Burundis Präsident sieht Land durch Miliz bedroht

  • Von Anne Gonschorek, Kapstadt
  • Lesedauer: 2 Min.
Burundis Präsident Nkurunziza sieht nach seiner Rückkehr eine Bedrohung durch die Miliz Al-Shabaab. Regimegegner befürchten Repressalien, Journalisten werden eingeschüchtert.

An Pierre Nkurunziza scheiden sich die Geister. Burundis Präsident warnte in seiner ersten öffentlichen Rede seit dem versuchten Putsch letzte Woche vor der Gefahr durch die somalische Miliz Al-Shabaab. Seine Gegner sehen darin den Versuch, von der Krise im eigenen Land abzulenken. Al-Shabaab ist für Angriffe in Kenia und Uganda verantwortlich, die jeweils auch mit Soldaten zum Kampf gegen die Miliz beitragen. Mit 5432 Soldaten bietet Burundi das zweitstärkste Kontingent für den Einsatz der Afrikanischen Union in Somalia auf. Al-Shabaab-Sprecher Sheikh Ali Mahamud Rage ist laut Reuters allerdings wenig von den Verlautbarungen Nkurunzizas beeindruckt: »Wir glauben, dass es lediglich ein Versuch ist, sein Volk zu beruhigen, das in den Straßen gegen seine Diktatur protestiert, oder um die Aufmerksamkeit der Welt von sich abzulenken, während er wahrscheinlich eine Massenrache vorbereitet«, zitiert ihn die Nachrichtenagentur.

Diese Interpretation ähnelt sehr der von Nkurunzizas Gegnern, die nach dem gescheiterten Putschversuch um ihre Bewegung bangen. »Ja, wir werden weiterhin protestieren, denn wir haben unser Ziel, den Präsidenten von einer dritten Amtszeit abzuhalten, noch nicht erreicht«, erklärte der Student Nishimwe Steve gegenüber der »New York Times«. Viele befürchten, dass die politische Freiheit Burundis nun noch mehr gefährdet sein könnte. »Die Regierung wird den Staatsstreich als Ausrede benutzen, um die Demonstranten zu kriminalisieren«, glaubt auch Steve.

Nach wochenlangen Demonstrationen gegen Nkurunzizas Ankündigung, er würde sich für eine in ihren Augen verfassungswidrige dritte Amtszeit aufstellen, hatte eine Gruppe von Armeeoffizieren letzten Mittwoch versucht, die Regierung zu stürzen. Der Putsch scheiterte jedoch und viele seiner Anführer wurden verhaftet. Lambert Nsabimana, ein Anwalt, der zwei der Angeklagten vertritt, durfte diese trotz stundenlangen Wartens nicht besuchen. »Es gibt keinen Respekt für die üblichen Verfahren«, sagte er.

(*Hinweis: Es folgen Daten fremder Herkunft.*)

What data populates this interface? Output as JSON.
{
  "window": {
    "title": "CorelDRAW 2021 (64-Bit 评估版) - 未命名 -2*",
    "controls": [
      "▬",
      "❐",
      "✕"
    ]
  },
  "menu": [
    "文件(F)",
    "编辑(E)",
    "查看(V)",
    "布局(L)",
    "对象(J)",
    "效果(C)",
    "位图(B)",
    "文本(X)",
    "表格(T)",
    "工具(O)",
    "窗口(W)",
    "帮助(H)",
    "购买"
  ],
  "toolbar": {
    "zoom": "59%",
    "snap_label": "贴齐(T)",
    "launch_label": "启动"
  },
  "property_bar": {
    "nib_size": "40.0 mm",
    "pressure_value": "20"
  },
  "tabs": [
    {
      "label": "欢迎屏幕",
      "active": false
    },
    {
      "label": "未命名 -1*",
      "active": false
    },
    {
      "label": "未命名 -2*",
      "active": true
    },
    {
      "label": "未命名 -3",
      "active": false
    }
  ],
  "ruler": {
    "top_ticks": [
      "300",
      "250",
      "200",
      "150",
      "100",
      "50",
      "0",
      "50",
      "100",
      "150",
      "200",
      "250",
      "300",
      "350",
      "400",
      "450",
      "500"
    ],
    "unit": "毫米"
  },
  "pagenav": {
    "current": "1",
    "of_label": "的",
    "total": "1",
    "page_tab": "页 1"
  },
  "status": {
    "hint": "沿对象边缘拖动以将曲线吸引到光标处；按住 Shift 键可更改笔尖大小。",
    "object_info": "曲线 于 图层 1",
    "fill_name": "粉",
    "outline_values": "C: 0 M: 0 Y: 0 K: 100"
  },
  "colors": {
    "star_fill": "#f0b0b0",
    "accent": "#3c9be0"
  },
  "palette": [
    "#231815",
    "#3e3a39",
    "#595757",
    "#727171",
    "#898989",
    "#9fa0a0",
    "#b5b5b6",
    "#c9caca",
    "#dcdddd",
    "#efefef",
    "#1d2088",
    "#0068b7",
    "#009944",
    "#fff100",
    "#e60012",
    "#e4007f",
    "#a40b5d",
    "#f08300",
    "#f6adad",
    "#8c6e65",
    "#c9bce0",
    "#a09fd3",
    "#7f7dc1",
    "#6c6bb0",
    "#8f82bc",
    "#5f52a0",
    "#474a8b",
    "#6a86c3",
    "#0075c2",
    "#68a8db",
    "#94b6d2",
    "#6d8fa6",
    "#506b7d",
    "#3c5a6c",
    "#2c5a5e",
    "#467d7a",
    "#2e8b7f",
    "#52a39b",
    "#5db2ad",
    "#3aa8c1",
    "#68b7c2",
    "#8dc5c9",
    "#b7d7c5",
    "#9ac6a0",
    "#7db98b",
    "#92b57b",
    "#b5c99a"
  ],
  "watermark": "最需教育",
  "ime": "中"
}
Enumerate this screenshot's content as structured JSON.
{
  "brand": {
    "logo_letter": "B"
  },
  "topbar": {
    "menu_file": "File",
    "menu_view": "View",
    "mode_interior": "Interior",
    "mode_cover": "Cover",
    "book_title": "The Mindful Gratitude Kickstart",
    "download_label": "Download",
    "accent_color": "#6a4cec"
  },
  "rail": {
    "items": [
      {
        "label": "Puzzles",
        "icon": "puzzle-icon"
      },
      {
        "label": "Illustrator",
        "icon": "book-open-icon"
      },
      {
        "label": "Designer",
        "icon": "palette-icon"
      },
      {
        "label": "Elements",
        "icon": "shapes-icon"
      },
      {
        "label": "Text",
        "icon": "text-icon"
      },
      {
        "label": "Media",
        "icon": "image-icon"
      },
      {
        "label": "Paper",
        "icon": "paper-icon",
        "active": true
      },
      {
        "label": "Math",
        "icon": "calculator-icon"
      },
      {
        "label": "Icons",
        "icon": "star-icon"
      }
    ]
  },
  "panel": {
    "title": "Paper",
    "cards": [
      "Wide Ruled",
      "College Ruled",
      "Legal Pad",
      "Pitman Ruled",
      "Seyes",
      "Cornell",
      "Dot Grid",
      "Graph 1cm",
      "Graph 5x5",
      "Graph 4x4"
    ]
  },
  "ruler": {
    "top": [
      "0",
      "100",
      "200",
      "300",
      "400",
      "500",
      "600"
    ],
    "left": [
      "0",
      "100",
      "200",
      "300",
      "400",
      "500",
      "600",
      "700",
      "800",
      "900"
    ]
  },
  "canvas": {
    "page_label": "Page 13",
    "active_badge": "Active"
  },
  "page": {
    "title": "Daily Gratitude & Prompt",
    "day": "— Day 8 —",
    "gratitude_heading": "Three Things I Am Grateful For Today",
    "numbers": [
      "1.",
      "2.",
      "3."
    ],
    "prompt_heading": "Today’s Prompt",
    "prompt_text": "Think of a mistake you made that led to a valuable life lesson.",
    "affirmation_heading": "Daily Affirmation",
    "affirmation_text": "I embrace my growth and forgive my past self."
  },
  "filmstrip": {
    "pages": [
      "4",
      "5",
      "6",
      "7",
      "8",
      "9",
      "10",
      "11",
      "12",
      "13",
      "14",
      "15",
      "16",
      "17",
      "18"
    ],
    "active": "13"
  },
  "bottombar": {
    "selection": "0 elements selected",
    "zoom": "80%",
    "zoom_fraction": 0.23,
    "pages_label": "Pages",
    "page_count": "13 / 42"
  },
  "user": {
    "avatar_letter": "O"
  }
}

Willy Nyamitwe, ein Sprecher der Präsidentschaft, bestreitet allerdings Berichte, dass die verhafteten Offiziere unter lebensbedrohlichen Bedingungen gehalten würden. »Niemand wird getötet«, versicherte er. »Sie werden zur Rechenschaft gezogen werden.« Anwalt Nsabimana hingegen behauptet, seine Mandanten seien geschlagen worden. Auch er glaubt, die Regierung werde Al-Shabaab als Grund zur Verstärkung der Sicherheitsvorkehrungen nutzen. »Sie werden versuchen, durch den Kampf gegen Terrorismus die internationale Meinung umzulenken und von der Situation in unserem Land abzulenken.« Seit Beginn der Proteste starben mindesten 20 Menschen und 105 000 flüchteten laut den Vereinten Nationen aus ihrer Heimat in benachbarte Länder. Noch immer stehen für Juni Wahlen an.